The Doha Round seeks to fulfil the mandate of progressive liberalisation inscribed in the General Agreement on Trade in Services (GATS). Members of the World Trade Organization (WTO) agreed to progressively negotiate market access and equal conditions of competition in more services sectors to achieve both a deepening and widening of services trade liberalisation beyond the actual status quo of commitments laid down in GATS during the Uruguay Round. Yet the main benchmark of progress against which a services trade regime will be measured post-Doha lies in formulating behind-the-border disciplines on domestic regulation, agreeing on comprehensive multilateral trade exits, such as trade remedies and temporary import relief, as well as in fostering mutually supportive relationships with services-related agreements, such as in the field of air transport, labour migration, energy and health.

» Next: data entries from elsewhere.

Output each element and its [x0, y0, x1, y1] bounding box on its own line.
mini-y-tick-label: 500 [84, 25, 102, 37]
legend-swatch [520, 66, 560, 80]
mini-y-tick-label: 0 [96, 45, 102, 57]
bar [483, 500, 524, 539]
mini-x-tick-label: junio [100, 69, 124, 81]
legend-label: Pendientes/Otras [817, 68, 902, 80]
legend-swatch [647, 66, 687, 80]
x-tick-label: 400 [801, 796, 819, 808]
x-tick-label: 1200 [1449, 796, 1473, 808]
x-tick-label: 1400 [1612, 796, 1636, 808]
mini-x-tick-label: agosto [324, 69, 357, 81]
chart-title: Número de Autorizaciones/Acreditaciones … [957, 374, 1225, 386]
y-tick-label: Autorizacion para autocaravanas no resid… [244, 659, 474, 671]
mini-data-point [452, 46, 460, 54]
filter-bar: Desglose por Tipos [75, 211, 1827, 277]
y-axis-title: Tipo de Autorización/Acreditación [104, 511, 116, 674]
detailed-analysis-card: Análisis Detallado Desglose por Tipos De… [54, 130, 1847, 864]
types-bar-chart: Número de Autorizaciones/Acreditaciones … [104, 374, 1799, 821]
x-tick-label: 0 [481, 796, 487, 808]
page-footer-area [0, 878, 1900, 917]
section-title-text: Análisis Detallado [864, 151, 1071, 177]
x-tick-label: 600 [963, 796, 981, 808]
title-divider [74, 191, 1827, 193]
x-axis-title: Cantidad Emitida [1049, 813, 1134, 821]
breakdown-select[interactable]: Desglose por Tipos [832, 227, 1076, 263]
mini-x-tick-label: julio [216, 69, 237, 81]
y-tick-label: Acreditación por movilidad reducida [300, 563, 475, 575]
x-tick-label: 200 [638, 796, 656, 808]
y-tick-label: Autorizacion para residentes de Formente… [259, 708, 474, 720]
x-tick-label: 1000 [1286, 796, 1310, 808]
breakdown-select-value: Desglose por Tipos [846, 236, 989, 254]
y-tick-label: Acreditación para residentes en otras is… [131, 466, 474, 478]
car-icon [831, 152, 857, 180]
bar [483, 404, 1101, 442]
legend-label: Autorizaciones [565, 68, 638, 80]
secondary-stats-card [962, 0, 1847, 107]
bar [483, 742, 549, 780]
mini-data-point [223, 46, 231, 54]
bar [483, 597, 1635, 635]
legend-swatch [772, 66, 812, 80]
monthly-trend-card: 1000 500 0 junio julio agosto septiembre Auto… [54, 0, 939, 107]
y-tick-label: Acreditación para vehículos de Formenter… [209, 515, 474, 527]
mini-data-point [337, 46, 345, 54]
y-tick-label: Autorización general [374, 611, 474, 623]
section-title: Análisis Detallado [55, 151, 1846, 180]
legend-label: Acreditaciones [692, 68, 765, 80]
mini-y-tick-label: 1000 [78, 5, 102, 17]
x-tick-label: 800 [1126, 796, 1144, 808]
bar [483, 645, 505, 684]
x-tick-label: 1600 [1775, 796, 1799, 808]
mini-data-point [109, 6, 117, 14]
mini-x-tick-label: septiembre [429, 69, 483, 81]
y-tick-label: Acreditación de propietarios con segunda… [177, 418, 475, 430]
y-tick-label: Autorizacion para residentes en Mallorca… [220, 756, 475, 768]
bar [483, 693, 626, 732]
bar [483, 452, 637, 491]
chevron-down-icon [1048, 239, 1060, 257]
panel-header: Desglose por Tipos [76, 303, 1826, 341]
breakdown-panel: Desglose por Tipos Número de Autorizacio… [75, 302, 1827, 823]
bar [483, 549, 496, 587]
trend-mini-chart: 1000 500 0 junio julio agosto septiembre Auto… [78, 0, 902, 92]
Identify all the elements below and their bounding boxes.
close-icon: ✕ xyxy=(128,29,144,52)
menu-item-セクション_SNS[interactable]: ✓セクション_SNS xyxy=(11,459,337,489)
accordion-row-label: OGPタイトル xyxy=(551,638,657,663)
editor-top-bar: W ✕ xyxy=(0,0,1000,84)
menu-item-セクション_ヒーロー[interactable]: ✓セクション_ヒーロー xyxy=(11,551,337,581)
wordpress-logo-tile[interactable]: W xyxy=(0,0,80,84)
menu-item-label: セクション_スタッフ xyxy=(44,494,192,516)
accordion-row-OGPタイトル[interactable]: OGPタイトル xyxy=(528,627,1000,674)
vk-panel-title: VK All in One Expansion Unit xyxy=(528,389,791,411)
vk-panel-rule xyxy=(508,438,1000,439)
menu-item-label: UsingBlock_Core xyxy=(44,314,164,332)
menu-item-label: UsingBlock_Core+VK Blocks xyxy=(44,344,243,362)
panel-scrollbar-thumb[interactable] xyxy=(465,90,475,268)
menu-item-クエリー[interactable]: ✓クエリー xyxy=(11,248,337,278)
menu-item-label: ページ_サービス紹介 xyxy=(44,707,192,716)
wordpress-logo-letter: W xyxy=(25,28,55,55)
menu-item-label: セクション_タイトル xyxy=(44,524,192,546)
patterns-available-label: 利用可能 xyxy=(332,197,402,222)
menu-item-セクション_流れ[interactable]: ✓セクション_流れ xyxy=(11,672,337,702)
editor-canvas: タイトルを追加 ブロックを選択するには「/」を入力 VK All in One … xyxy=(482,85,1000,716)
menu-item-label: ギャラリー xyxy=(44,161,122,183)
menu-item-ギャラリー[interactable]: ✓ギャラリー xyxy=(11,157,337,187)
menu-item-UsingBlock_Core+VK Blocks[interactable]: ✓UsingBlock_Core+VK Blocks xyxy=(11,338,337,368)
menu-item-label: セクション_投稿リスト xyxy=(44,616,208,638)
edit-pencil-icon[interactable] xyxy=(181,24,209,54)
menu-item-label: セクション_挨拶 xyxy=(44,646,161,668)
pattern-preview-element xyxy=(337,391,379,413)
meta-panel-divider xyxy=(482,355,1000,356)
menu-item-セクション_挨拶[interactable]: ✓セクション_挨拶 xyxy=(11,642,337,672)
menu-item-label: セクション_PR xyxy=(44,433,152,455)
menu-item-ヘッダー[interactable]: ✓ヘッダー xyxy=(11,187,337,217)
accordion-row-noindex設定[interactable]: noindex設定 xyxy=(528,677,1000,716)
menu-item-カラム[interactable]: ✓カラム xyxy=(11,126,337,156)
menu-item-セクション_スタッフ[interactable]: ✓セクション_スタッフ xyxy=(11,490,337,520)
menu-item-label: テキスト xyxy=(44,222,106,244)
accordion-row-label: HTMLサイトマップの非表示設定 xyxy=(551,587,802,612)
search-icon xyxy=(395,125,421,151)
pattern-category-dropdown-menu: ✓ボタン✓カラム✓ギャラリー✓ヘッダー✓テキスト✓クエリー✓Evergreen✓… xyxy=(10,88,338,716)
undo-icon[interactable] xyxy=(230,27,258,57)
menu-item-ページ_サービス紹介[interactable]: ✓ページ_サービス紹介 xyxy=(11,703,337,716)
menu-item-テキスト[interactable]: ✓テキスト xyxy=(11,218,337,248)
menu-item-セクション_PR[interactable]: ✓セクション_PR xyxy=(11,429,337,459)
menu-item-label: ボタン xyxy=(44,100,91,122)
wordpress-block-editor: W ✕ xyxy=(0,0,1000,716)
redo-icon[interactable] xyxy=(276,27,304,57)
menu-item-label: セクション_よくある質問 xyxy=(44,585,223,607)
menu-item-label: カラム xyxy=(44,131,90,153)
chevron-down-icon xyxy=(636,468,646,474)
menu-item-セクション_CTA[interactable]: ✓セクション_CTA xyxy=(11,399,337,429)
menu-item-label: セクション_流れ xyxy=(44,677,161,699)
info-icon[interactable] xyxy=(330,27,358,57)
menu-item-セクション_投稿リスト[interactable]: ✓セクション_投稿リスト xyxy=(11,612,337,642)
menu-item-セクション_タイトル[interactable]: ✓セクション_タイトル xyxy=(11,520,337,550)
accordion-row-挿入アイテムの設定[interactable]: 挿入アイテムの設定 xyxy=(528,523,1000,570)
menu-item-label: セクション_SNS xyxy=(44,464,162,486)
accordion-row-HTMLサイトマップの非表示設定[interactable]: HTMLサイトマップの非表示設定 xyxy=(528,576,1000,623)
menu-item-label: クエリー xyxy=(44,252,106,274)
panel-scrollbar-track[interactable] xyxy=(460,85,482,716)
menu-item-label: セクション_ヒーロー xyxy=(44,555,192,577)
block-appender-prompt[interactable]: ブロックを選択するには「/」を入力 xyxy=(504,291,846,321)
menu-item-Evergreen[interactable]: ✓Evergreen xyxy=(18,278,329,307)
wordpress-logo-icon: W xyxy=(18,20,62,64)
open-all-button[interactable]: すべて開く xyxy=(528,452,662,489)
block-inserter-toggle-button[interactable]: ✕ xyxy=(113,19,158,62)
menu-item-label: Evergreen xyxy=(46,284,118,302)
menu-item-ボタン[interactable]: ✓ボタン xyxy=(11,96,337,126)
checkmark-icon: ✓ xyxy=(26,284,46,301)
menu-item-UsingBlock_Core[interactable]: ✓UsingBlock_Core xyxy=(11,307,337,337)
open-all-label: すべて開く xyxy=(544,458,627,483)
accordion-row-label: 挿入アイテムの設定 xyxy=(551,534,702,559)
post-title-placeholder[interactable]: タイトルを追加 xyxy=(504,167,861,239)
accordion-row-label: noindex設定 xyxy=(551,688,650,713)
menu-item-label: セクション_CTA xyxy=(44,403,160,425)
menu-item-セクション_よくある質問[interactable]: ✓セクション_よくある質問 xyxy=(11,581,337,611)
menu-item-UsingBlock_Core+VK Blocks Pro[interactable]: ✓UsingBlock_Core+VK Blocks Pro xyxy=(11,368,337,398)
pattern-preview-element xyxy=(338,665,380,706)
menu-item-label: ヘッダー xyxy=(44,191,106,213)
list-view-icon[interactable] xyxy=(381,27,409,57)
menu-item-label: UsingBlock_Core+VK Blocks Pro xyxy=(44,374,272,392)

This collection of essays entitled ‘GATS and the Regulation of International Trade in Services’ analyses two periods of cross-border service supply – the post-Uruguay Round era of multilateral and plurilateral liberalisation, with the associated standardisation of services regulation worldwide and development of a services-specific case law on GATS disputes, and the process, postulates and progress of the current Doha Round negotiations – and speculates on the post-Doha GATS regime.
Services trade is an insufficiently studied field in academia, yet services constitute the complex, higher-value work that affords many countries a competitive advantage on the global labour market. The value of services exports worldwide has increased substantially from US$ 17,439.9 million in 2001 to US$ 26,319.3 million in 2004.